A journalist writes, edits and shoots its five minutes daily tech video show
Everyone can launch its own video show and get a name. Take G4TV’s anchor Morgan Webb, who has started a personal side-project called Web Alert.com, focused on tech stuff of the day. Morgan writes, edits, and even shoots all her own stuff, and her husband handles the business side.
Each show is no more than five minutes, and is pretty compelling. And yes, it’s a kind Rocketboom.com, but even with less assets.
ABC.com debuts its high-definition player
ABC.com has launched its high-definition video player which includes some episodes of very know shows before the new fall season. ABC gives a few “system recommendations” as a “late model, fast computer”, screen resolution of 1300x770 and minimum bandwidth of 2 Mbps. Also, you must download a mini-application.
This player is an evolution of the first they built, awarded with an Emmy.
ABC has improved things like compatibility (across all supported platforms), playback stability, video quality… “HD streaming has arrived,” says. “The quality is really superb.”
ABC is competing to CBS’s Innertube service.
MSNBC launches a video-oriented widget
Also MSNBC is syndicating part of their contents, allowing people to embed widgets that combine content with advertising. Independent sites opt into a program created with the agency Pulse 360, and paste “boxes” (or widgets) on their sites.
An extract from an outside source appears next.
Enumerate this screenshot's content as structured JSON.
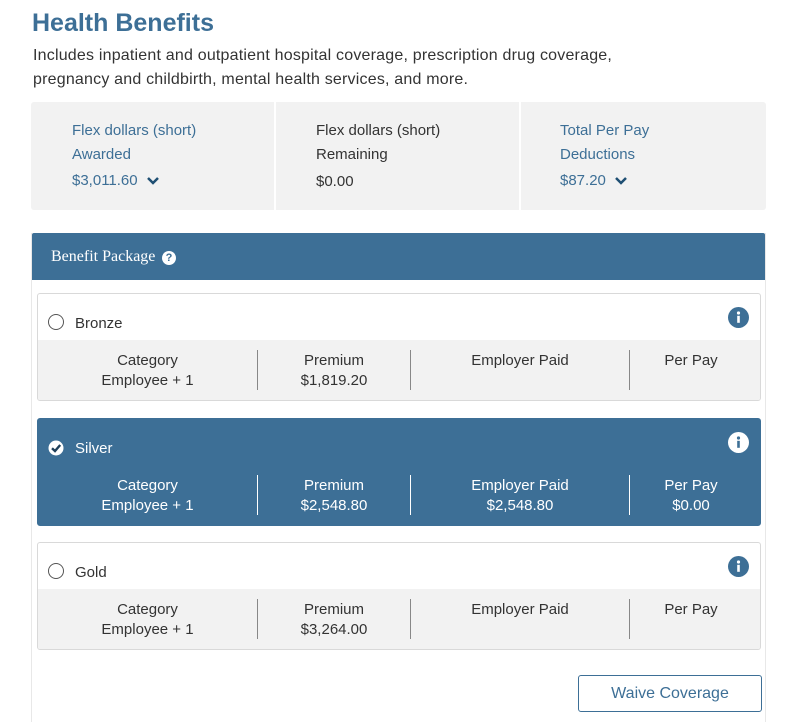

These publishers get a cut of the respective ad revenue, and MSNBC gets incremental revenue and traffic.
Gina Stikes, MSNBC.com’s director of marketing explains: “We will be able to aggregate thousands of member sites in our own vertical networks and represent this inventory for sale to advertisers.”
The service is called Publisher’s Vertical Network , and according to Pulse 360, it “helps large and small publishers work together to achieve the common goal of increasing revenue.”
Same interesting idea is being used at TheNewsroom.com, empowered with Voxant’s video service.
Personalized video messages thanks an easy Flash application
Check out this little application based on a Flash plugin called Bubble Guru. It allows people to record video, set options, add tags, and then embed the video on their website without having to be a programmer.
That bubble, like a talking head in a small window, moves with the users as they scroll down the page. Better if you see a demo . It could be ideal to quickly place video messages on the site without having to redesign the web page. But it is not free.